Methods: We implanted radiotelemetry devices in 7 canines to record ambulatory heart rate (HR), extrinsic cardiac sympathetic (ECSNA), vagus (ECVNA) and intrinsic cardiac NA (ICNA) for 4 wks. 3 wks postop (PO) we injected nCaCl2 into the left superior and left inferior GP. Atrial effective refractory period (AERP) and AF inducibility (AFI) were measured at baseline, 3 wks PO, 1hr post nCaCl2, 1wk post nCaCl2 and 1hr post right sided GP nCaCl2, for 3 left atrial (LA) sites: LA appendage (LAA), posterior LA (PLA) and anterior LA (ALA). AFI was scored for ease of inducibility, arrhythmia duration and number of arrhythmias per site.

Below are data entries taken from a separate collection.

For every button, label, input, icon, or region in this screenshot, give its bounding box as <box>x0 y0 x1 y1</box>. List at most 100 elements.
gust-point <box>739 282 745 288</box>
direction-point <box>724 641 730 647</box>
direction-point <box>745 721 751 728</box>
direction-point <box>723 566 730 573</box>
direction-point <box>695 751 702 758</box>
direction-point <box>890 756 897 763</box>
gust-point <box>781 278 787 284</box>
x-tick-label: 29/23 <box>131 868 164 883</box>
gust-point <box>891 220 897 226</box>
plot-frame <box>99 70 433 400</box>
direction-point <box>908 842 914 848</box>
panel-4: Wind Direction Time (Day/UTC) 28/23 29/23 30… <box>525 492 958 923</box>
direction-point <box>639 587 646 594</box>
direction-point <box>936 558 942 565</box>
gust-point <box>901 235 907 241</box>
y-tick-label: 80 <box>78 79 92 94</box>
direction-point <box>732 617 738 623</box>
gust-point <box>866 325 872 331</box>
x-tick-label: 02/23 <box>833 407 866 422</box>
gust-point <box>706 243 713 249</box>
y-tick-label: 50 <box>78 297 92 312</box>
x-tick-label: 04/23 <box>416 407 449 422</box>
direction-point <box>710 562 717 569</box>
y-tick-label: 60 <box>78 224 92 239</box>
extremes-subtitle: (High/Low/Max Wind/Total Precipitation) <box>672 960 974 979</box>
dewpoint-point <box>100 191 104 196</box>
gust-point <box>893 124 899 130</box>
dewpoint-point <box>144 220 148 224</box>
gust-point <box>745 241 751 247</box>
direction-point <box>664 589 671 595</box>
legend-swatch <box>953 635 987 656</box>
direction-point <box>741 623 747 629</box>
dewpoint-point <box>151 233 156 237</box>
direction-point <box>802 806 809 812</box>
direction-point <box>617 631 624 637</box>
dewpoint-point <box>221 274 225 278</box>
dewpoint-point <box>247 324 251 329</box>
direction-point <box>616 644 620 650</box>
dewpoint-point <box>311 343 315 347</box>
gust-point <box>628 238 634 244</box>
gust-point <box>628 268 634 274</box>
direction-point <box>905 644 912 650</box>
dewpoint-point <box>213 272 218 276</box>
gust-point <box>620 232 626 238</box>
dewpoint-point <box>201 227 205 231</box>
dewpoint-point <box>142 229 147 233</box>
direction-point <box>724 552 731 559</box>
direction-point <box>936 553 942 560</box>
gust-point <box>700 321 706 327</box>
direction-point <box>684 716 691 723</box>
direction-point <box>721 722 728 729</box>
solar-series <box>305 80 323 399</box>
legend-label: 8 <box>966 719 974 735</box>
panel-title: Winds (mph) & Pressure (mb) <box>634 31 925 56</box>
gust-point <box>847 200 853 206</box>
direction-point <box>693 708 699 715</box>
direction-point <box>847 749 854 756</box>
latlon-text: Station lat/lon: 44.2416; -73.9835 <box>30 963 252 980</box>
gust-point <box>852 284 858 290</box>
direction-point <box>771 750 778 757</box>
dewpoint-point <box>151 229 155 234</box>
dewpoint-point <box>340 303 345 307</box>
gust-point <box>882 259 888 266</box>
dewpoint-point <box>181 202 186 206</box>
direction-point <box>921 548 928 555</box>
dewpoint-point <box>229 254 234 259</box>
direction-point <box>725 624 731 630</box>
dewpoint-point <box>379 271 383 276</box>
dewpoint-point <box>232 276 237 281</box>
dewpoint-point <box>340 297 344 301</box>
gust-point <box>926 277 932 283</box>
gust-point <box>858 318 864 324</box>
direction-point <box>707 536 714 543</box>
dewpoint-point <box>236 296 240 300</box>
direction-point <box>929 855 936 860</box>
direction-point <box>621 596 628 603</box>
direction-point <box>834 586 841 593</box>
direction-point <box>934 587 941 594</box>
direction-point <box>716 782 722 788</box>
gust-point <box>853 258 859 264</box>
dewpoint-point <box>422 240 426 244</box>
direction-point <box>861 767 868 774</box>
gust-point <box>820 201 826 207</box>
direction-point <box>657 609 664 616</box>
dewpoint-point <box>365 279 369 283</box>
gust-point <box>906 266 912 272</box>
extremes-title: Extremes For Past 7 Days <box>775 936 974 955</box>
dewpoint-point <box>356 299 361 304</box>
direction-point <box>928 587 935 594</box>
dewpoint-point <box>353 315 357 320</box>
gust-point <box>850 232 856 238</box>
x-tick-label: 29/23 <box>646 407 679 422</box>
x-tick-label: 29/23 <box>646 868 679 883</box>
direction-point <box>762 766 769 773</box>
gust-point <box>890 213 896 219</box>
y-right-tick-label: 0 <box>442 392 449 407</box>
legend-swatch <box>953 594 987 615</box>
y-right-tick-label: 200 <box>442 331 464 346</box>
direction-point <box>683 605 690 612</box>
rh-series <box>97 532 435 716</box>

Results: AERP decreased from baseline to 3 wks PO at LAA (125±6 to 115±6 ms p=0.02), PLA (130±4 to 97±11 ms p<0.01) and ALA (132±8 to 102±11 ms p<0.05). AERP increased 1hr post nCaCl2 for PLA (118±8 ms p<0.05) and 1wk post nCaCl2 for LAA (130±3 ms p<0.01), PLA (128±2 ms p<0.02) and ALA (120±4 ms P<0.05). AFI decreased 1hr post nCaCl2 for LAA (7.43±3.10 to 0), PLA (7.71±2.78 to 2.57±2.26) and ALA (9±4.7 to 5.14±3.23), p<0.05. AFI reduction persisted for 1wk in LAA (1.33±0.88 p=0.05) and PLA (2.5±1.20 p<0.05). ECSNA increased (282.79±51.43 to 451.09±103.08 μV-s p<0.02) post nCaCl2 in ambulatory animals where ECVNA and ICNA were unchanged. ECSNA was unchanged during treadmill exercise (ETT), but ECVNA (260.00±60.55 to 221.29±44.11 μV-s p<0.05) and ICNA (1180.54±178.92 to 960.14±98.22 μV-s p<0.02) decreased post nCaCl2. HR decreased at rest (92±6 to 79±4 bpm p<0.01) and during 9-minute ETT (147±7 to 130±3 bpm p<0.01) post nCaCl2. Histologic sections showed neuronal apoptosis and confirmed nCaCl2 location in GP but not myocardium.
Conclusions: Increased CaCl2 concentration in GP is selectively neurotoxic, suppressing ICNA and ECVNA, increasing AERP and protecting against ECSNA surge. These changes cause prolonged POAF suppression.